Bu konudaki en iyi analizi Ziraat Mühendisleri Odası İstanbul Şubesi Başkanı Ahmet Atalık yapıyor. Hem fiyatla sorunun çözülemeyeceğini vurguluyor; hem de yıllar içinde nasıl hatalar yapıldığını ve bu duruma gelindiğini anlatıyor.

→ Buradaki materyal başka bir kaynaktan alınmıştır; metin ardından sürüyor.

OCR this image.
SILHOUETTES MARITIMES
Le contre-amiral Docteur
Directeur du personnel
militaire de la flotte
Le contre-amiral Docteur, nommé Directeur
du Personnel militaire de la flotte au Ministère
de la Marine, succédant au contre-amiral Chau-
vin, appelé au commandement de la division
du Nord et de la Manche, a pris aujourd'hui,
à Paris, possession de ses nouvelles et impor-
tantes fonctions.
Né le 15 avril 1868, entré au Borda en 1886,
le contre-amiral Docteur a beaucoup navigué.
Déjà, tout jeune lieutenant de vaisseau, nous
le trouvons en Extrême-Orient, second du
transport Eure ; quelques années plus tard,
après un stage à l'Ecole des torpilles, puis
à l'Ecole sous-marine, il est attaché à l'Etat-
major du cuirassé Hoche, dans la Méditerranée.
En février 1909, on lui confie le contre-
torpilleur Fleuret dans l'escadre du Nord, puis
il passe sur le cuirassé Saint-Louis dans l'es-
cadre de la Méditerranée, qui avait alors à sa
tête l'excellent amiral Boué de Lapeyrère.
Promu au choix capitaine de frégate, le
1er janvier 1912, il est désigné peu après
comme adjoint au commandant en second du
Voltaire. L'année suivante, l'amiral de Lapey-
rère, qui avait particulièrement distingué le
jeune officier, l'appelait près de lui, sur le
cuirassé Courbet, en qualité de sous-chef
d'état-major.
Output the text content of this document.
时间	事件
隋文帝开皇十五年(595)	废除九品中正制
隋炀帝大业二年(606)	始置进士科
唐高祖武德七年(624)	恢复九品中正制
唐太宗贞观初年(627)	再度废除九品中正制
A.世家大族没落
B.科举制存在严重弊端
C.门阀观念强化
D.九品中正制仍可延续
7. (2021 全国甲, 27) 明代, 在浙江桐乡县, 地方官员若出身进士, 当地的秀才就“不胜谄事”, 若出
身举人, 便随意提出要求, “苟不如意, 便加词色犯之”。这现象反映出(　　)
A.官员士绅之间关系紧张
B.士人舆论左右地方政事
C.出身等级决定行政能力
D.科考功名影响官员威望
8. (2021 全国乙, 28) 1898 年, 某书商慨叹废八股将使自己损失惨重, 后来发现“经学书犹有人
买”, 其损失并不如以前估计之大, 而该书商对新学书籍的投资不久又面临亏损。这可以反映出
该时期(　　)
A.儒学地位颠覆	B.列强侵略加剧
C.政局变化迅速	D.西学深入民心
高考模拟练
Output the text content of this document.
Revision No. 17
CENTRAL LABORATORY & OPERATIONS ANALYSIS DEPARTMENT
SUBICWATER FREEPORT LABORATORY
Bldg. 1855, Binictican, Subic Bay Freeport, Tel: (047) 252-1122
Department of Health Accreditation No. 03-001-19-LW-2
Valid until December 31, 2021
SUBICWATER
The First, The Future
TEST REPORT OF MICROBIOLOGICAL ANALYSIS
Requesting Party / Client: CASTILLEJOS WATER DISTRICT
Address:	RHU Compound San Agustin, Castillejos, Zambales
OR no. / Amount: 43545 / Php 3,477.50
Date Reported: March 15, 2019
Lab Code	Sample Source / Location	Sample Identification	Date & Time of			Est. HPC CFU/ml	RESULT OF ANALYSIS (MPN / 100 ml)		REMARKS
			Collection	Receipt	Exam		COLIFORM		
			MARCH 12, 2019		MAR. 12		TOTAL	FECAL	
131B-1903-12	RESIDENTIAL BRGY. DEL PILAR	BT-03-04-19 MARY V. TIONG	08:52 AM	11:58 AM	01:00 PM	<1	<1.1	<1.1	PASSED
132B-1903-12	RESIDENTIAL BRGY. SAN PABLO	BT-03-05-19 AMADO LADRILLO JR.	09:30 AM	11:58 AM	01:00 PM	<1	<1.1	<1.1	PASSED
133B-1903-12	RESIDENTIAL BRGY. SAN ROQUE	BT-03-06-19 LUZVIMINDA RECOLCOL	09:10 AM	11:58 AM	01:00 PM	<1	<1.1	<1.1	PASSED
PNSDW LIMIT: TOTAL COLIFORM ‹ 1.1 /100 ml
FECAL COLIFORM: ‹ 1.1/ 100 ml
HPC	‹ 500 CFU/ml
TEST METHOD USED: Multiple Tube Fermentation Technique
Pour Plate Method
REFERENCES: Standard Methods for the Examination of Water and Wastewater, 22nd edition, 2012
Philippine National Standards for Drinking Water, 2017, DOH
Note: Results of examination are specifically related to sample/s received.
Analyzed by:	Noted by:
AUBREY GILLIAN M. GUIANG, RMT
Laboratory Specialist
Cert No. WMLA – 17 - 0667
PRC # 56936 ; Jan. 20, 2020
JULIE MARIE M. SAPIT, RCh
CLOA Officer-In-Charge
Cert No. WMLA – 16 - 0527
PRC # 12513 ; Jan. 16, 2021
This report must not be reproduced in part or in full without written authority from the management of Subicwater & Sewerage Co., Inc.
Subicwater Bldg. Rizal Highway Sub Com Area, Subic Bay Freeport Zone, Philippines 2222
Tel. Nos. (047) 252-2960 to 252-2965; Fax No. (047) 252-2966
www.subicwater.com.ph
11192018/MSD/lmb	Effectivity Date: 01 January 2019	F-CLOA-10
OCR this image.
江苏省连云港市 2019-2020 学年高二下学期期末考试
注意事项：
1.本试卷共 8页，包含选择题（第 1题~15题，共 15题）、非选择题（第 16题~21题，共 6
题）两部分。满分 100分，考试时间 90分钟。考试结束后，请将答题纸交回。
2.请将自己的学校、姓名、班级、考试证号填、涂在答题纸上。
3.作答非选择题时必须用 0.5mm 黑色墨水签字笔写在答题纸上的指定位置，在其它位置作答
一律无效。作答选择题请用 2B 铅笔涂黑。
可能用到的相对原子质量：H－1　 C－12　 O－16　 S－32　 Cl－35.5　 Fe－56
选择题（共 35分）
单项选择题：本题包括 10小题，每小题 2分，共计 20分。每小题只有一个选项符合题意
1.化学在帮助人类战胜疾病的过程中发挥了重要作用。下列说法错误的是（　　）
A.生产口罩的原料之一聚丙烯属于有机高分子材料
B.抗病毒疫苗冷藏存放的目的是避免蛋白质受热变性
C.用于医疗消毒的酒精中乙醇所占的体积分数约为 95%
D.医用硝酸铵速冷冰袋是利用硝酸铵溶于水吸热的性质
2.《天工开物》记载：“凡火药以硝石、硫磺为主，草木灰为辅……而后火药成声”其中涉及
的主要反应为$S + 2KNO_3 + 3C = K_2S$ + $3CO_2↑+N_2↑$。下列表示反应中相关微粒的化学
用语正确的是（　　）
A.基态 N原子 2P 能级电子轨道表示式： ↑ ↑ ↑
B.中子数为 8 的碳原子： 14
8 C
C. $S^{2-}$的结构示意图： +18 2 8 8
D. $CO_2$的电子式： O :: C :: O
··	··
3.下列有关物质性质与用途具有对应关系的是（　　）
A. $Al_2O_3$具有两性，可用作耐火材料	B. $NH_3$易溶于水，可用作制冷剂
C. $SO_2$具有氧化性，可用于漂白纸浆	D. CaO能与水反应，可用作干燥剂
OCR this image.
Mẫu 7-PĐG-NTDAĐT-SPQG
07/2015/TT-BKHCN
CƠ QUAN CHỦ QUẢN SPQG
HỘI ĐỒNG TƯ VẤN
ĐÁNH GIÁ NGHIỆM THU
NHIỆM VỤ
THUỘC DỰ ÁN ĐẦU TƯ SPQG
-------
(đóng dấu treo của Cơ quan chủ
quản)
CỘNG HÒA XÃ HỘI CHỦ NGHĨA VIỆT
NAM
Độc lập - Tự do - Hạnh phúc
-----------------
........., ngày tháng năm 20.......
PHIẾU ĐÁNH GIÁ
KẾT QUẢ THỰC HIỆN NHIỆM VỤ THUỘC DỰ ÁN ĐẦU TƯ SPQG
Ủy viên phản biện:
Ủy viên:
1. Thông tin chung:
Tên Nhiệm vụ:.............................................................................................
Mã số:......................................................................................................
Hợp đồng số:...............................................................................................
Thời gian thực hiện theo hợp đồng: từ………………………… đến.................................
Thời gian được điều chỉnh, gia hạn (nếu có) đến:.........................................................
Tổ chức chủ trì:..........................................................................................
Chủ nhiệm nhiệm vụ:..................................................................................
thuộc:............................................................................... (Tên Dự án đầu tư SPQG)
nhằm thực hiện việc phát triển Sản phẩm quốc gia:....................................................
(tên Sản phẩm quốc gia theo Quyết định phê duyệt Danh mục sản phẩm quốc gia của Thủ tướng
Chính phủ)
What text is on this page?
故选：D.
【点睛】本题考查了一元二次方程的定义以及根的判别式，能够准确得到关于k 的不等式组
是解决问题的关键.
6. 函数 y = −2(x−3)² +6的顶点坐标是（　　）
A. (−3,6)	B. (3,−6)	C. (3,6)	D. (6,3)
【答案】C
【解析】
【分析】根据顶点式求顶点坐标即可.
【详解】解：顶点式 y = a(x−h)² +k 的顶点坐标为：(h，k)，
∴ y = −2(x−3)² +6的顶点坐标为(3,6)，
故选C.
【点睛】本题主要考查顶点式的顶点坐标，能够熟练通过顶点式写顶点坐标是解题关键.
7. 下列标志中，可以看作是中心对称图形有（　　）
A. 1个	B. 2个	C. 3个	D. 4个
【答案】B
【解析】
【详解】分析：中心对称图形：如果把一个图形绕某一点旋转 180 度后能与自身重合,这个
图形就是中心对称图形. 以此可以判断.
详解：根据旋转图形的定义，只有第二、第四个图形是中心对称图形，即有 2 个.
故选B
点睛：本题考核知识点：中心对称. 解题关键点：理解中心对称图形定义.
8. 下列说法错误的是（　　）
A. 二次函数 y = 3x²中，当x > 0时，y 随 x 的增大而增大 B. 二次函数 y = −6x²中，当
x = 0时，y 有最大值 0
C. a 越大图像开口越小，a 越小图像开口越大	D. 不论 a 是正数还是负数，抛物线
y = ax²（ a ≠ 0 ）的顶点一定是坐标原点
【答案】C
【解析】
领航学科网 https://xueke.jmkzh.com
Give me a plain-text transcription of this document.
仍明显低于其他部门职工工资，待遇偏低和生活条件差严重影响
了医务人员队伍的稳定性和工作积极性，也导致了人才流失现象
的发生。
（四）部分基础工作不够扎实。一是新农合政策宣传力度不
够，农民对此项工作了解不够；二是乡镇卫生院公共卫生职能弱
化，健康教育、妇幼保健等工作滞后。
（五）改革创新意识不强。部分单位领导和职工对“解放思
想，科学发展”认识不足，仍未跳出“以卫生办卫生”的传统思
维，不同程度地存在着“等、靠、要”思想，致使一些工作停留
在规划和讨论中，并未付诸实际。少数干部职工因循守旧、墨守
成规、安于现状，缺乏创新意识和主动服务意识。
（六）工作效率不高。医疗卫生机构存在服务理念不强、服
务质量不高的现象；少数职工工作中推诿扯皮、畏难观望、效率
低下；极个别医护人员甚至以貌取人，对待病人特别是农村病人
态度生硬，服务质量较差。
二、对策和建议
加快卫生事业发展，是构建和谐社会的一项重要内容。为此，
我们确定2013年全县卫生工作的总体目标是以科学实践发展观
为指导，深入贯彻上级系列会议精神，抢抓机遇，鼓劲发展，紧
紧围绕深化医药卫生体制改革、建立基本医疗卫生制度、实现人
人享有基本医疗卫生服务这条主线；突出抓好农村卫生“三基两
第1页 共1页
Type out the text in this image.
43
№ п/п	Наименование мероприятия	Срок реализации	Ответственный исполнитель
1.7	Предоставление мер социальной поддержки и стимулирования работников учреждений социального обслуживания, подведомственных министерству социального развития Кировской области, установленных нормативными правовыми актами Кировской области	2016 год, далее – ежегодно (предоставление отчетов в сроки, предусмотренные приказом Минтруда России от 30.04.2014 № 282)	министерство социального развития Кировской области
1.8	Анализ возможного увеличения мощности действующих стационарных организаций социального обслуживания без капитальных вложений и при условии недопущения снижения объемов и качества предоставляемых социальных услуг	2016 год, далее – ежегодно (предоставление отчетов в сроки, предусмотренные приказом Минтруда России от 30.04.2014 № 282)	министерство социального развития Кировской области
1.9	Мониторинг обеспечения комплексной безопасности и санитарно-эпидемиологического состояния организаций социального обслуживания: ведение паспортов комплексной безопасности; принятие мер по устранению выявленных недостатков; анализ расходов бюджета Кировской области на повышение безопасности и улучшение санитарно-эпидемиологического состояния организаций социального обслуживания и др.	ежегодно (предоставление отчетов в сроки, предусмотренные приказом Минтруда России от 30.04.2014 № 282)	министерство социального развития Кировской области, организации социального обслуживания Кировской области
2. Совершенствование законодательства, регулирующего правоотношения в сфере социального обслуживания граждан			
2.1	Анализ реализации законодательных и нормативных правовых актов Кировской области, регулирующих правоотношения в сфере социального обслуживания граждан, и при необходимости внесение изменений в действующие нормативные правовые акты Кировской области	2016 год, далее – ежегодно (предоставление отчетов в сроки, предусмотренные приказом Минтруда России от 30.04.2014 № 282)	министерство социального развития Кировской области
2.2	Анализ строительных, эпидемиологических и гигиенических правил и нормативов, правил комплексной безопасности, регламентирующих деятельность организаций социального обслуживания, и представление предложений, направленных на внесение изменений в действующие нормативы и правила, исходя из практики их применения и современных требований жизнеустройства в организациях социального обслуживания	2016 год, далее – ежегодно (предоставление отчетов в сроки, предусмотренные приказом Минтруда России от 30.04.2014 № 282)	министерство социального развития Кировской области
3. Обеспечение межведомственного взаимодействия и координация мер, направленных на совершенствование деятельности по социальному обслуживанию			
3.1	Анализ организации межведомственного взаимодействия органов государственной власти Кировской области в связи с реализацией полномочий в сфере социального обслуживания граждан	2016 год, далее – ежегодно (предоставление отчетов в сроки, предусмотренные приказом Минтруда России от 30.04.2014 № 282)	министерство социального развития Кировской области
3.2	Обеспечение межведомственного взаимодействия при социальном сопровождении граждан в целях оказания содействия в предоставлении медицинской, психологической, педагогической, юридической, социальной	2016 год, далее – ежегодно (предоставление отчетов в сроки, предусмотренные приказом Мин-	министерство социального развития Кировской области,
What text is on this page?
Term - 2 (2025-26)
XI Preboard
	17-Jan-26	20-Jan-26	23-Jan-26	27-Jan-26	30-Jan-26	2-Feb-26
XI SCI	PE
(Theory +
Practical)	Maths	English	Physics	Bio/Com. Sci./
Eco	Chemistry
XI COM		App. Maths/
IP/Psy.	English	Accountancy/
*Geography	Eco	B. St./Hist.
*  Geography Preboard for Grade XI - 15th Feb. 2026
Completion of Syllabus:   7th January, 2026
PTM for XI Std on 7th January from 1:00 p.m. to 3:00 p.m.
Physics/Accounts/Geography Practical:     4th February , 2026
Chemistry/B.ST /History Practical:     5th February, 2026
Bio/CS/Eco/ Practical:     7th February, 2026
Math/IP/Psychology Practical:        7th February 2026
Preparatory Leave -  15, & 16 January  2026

Açıkçası bu basın açıklamasının dışında ele avuca gelir, yetkili makamlardan gerçekçi bir tespit duymadım. Mesela üreticiye destek isteyen var. Ortada üretici mi kaldı; gerçekçi bir hayvancılık, et ve süt politikası uygulamadan günübirlik verilecek destekler, ancak Et ve Süt Kurumu’nun yüzde 5’lik indirimi kadar gerçekçi.
Karnınızdan konuşmayı bırakın. Bu ülkenin tarım, hayvancılık, hatta perspektifi daha da büyütürsek, sanayi ve hatta üretim adına yaptığı her faaliyet engellendi; piyasa ithalata teslim edildi.
Çözüm arıyorsanız mesela Koçata Çiftliği Projesi’ni inceleyin; yine mesela Tokat’taki kamu – özel sektör ortaklığıyla yaratılan Kazova Vasfi Diren Tarım İşletmesi’nin neden bir tane olduğunu sorgulayın. Neden kooperatifçiliğin geliştirilmediğine; hatta istismar edilerek öldürüldüğüne bakın.
Bunun dışında gerçek sorumlularını göstermeden, hatayı dürüstçe ortaya koymadan ve çözüm önermeden, tek çareniz ithalat ve yüzde 5’lik indirimse; farkını verelim susun.